Yes, that’s a faster rate drop than declines of the 1980s when the Federal Reserve reversed its rate-hike efforts. Or tumbles during the mid-1990s global bond crises. Or after the housing bubble burst a decade ago.
According to ReportsOnHousing’s latest tracking of broker listing networks, demand for homes in Los Angeles, Orange, Riverside and San Bernardino counties — as measured by new escrows opened in the past 30 days — was 12,328 on Oct. 3. That’s up 14% in 12 months. While the buying spree is swift, it’s still no stampede: Escrows are actually down 1% vs. the past eight years’ average for this time of year.

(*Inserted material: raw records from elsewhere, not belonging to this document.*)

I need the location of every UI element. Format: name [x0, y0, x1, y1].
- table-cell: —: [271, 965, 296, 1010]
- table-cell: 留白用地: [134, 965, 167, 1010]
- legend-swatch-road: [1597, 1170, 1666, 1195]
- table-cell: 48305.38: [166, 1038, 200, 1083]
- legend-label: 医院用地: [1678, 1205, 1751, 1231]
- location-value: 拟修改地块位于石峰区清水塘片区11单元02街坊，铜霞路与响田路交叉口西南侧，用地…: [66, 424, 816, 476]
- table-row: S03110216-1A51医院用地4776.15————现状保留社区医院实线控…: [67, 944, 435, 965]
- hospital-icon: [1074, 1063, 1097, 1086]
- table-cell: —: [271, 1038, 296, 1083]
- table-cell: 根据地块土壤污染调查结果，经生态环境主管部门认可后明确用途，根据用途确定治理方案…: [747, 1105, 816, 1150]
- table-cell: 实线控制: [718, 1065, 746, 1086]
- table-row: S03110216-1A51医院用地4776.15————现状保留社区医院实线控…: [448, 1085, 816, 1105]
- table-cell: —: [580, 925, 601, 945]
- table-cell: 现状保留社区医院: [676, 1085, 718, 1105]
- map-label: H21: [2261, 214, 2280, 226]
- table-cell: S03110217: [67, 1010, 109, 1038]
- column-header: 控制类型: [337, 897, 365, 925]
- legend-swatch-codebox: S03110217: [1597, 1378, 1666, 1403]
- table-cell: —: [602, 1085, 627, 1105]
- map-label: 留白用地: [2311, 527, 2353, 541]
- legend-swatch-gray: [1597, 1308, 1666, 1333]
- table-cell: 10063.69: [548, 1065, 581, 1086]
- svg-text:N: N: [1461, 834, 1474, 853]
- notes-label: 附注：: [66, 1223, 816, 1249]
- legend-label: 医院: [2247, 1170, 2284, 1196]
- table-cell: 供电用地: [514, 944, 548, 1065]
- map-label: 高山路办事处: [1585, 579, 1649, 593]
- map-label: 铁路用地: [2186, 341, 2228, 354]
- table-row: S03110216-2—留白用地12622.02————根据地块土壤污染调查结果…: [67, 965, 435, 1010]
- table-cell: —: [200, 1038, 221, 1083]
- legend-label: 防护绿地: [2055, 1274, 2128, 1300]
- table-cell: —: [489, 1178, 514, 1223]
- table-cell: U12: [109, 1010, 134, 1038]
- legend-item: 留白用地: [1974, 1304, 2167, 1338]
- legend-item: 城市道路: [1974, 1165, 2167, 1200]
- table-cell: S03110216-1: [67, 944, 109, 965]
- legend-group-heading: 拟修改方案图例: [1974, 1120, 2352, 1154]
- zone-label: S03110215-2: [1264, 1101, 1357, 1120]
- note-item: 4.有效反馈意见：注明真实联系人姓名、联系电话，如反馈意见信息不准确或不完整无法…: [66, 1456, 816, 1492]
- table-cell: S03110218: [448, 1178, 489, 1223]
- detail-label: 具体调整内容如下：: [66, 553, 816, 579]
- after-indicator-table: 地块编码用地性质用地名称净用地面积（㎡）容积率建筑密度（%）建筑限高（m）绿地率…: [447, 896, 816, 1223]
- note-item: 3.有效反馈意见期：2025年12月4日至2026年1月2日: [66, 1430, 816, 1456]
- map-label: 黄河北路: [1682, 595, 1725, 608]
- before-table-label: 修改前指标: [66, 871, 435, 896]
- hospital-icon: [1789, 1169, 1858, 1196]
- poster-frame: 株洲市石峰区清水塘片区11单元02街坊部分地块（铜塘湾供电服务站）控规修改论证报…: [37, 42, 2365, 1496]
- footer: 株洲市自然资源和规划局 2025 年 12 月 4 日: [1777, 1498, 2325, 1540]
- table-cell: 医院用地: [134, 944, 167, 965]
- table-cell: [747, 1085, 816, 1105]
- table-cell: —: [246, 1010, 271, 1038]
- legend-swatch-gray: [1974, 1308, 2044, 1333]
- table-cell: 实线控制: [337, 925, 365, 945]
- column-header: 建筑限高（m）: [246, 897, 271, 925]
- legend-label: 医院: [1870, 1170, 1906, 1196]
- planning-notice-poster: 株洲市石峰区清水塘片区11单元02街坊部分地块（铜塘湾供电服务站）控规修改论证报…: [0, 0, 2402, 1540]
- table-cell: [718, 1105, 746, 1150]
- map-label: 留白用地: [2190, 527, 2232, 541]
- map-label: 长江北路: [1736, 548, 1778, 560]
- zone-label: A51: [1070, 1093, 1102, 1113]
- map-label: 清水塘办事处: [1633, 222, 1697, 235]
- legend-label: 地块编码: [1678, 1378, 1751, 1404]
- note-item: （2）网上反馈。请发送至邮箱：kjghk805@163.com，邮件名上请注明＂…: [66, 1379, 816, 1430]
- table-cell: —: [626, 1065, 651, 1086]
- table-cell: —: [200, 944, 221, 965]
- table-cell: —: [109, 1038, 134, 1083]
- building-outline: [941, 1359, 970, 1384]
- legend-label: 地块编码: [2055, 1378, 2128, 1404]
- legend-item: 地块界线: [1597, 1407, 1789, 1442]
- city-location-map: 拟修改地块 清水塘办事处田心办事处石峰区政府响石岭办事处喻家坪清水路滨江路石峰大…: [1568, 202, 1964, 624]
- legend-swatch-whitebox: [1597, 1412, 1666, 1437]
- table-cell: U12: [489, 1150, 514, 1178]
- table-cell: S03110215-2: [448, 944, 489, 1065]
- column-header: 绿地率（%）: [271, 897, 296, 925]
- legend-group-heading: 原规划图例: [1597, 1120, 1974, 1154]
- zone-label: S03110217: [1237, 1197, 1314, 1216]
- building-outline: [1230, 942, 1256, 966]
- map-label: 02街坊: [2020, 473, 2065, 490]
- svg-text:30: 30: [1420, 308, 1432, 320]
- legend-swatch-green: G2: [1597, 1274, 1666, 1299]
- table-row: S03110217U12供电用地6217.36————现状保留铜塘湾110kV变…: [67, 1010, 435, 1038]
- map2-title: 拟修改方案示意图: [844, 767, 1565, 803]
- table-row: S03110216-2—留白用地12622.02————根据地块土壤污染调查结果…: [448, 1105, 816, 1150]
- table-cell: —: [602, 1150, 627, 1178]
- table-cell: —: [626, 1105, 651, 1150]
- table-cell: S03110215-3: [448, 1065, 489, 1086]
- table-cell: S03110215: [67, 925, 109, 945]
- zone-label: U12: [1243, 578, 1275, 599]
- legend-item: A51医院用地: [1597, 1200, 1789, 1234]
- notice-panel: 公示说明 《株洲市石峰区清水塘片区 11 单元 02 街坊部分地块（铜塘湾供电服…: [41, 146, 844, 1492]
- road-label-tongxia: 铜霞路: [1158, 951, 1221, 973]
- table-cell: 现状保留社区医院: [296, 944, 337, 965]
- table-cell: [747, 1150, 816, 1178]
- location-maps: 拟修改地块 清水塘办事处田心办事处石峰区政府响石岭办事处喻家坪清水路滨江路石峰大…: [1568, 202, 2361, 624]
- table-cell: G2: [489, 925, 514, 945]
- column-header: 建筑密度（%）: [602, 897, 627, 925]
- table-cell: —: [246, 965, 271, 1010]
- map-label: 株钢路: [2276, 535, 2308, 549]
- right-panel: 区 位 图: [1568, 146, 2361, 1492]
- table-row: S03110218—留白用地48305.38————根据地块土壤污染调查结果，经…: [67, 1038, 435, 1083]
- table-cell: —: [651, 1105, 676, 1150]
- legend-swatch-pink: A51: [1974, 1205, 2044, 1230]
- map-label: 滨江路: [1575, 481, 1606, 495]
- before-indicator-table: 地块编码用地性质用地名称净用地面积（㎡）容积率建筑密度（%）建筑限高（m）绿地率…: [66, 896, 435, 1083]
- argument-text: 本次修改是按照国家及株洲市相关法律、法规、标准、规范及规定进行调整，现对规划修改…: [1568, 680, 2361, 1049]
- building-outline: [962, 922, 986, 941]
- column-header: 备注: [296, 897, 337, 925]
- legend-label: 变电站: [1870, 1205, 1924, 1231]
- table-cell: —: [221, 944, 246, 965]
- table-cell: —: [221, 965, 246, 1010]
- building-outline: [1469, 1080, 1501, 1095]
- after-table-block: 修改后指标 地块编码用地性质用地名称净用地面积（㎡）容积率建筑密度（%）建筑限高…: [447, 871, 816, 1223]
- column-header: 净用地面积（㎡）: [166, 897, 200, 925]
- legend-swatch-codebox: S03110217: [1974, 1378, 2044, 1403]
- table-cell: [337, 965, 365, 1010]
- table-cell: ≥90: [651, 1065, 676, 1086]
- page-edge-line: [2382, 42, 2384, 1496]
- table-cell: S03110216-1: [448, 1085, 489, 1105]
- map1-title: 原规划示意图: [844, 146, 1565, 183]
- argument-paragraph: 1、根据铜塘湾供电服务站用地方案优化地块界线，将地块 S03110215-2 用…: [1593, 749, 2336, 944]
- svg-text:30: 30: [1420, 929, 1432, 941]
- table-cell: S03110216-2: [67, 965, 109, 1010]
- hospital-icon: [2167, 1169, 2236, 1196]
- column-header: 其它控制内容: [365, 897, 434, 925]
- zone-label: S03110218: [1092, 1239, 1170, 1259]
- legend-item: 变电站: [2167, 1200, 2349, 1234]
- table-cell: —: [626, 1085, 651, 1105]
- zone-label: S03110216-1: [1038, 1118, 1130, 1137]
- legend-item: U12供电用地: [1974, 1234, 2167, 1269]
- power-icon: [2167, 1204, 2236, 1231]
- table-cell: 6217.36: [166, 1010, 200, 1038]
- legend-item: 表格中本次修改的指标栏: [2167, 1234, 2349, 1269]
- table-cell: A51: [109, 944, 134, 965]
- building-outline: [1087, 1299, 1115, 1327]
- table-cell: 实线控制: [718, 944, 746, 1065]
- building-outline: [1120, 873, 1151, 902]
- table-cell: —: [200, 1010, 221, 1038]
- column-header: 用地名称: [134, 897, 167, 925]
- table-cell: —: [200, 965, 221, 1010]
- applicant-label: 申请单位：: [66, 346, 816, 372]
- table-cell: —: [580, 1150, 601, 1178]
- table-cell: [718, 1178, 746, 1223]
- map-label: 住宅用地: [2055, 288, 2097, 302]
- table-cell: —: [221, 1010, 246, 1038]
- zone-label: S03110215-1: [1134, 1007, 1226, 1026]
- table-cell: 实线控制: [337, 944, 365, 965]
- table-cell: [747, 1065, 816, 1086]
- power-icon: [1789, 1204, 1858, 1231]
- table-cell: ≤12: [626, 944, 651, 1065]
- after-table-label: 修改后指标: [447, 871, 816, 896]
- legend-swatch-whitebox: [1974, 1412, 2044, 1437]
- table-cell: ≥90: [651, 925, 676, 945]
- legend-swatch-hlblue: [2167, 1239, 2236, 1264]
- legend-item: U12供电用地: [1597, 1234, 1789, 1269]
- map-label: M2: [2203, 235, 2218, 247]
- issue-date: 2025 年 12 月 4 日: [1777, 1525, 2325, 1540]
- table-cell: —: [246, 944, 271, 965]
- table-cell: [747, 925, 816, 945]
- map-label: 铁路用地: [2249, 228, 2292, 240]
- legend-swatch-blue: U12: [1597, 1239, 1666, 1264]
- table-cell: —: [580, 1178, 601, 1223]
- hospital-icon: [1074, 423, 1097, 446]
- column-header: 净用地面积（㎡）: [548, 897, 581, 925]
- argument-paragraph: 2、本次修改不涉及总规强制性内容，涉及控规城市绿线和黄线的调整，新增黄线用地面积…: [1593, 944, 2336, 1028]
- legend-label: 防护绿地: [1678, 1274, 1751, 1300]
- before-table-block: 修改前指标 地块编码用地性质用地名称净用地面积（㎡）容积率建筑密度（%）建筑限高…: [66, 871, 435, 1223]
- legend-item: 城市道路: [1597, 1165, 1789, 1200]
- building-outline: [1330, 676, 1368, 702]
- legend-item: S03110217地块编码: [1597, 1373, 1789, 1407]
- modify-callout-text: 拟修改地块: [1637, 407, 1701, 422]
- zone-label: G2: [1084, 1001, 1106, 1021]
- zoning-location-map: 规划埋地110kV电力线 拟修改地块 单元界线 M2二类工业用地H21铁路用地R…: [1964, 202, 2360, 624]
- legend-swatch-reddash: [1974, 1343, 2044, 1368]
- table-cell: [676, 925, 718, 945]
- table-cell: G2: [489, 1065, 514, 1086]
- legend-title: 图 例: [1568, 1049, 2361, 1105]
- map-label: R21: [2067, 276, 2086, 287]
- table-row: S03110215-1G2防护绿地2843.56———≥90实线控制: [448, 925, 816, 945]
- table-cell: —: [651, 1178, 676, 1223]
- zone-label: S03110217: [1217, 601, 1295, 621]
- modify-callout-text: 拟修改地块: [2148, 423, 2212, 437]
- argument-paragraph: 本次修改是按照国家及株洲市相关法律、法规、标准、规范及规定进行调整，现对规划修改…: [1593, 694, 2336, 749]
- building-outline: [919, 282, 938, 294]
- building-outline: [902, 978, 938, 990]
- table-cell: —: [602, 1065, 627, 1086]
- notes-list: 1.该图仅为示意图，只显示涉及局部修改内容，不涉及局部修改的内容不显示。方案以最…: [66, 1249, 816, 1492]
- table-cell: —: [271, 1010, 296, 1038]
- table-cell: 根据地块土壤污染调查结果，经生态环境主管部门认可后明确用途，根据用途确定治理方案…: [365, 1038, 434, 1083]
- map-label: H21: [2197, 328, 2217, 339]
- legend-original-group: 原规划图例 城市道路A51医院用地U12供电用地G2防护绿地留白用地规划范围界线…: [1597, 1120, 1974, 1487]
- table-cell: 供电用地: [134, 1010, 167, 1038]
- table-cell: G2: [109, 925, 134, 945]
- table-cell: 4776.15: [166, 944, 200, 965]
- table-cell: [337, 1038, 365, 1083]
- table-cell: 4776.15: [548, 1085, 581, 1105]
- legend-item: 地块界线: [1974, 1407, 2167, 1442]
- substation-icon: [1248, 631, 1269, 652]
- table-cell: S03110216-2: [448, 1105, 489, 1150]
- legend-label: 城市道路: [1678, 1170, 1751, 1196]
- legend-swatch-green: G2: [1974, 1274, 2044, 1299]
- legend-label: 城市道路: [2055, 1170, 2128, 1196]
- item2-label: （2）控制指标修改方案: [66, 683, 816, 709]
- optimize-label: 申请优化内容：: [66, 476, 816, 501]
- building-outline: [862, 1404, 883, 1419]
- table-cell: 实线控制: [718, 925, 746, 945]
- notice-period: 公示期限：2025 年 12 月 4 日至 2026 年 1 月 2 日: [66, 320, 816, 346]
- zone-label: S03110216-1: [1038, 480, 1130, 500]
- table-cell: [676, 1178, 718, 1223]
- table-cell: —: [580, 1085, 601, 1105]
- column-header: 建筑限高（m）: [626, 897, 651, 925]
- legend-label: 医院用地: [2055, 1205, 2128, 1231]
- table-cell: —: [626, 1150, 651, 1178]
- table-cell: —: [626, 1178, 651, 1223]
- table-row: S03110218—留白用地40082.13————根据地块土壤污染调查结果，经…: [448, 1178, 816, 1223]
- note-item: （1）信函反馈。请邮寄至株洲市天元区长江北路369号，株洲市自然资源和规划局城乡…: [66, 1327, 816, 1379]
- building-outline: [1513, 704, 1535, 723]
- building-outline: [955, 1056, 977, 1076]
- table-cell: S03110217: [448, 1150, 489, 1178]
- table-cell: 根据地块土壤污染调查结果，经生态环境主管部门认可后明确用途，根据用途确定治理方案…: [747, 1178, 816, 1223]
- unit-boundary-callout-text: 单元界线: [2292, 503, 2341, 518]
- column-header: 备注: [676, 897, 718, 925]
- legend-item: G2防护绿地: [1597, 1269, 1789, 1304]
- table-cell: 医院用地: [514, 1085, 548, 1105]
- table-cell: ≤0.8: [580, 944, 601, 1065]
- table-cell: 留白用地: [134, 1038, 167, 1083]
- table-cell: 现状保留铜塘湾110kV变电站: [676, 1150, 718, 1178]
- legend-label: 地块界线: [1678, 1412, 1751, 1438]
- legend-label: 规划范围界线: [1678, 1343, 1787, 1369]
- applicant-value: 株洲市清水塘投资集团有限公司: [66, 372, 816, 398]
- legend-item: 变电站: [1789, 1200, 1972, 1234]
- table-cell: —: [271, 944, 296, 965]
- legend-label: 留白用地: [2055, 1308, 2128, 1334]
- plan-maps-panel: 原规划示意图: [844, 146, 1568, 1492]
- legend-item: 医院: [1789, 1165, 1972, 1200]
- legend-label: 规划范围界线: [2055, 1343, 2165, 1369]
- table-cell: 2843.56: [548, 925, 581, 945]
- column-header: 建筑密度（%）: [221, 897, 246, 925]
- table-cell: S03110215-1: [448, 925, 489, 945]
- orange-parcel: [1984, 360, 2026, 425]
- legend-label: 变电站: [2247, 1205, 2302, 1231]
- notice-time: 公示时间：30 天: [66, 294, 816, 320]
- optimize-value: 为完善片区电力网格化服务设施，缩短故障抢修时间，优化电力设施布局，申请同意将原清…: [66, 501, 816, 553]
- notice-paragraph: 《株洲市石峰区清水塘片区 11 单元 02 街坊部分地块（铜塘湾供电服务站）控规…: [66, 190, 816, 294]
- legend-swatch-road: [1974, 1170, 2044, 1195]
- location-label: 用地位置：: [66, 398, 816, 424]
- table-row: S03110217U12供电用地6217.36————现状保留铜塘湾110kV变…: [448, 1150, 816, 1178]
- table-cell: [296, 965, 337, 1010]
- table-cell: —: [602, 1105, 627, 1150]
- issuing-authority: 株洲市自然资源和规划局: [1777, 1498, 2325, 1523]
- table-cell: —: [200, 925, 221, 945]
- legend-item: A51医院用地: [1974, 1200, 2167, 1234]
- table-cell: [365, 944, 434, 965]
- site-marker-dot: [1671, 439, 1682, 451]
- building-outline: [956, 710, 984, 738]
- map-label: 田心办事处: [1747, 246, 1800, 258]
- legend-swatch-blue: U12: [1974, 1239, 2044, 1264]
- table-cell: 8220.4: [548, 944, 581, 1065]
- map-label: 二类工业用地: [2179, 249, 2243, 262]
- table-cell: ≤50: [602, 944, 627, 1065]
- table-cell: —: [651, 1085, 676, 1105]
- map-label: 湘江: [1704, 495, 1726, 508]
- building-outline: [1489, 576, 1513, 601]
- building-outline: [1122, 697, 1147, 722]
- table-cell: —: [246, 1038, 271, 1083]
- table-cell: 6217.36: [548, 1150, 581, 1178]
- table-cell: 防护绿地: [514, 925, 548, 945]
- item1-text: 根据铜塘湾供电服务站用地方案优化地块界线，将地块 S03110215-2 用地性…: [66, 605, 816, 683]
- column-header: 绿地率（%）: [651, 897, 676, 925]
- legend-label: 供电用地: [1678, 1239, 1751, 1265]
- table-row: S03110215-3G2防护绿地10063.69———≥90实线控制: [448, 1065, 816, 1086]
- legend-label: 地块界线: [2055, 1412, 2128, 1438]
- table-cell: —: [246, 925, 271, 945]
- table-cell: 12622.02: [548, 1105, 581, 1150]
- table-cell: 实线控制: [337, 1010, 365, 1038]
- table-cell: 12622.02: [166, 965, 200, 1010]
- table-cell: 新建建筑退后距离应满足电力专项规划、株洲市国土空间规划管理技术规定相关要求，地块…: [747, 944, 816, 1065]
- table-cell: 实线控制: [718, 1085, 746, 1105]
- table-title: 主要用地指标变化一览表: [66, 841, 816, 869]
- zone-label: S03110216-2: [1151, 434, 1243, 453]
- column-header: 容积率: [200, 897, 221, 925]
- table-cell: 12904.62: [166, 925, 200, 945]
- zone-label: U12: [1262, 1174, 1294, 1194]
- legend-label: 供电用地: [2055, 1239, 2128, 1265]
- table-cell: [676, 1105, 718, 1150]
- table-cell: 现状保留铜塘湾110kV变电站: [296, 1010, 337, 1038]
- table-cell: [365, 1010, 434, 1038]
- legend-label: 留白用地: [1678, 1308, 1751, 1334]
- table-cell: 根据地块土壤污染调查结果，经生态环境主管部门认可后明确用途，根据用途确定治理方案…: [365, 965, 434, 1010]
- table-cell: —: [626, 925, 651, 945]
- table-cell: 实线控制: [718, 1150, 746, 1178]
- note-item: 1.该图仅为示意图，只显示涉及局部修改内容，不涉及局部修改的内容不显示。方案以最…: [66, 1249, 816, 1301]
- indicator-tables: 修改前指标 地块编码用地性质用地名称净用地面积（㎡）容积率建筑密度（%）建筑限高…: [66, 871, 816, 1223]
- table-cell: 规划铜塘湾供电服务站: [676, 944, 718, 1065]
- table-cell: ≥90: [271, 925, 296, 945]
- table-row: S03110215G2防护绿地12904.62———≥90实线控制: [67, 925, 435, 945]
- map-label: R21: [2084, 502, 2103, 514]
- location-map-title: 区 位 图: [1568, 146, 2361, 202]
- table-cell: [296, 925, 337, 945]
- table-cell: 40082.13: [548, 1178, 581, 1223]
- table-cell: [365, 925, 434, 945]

These house hunters are being greeted by a shrinking inventory with 34,456 existing residences listed for sale in the four counties covered by the Southern California News Group — down 7.4% in a year but still 2% higher than the eight-year average.
This translates to homes selling quicker. Estimated market time of 84 days — listing to escrow, by ReportsOnHousing’s formula — vs. 103 days a year earlier. ReportsOnHousing considers a “market time” under 90 days as conditions favoring sellers. So this is “normal” as market time since 2012 has averaged 84 days at this time of year.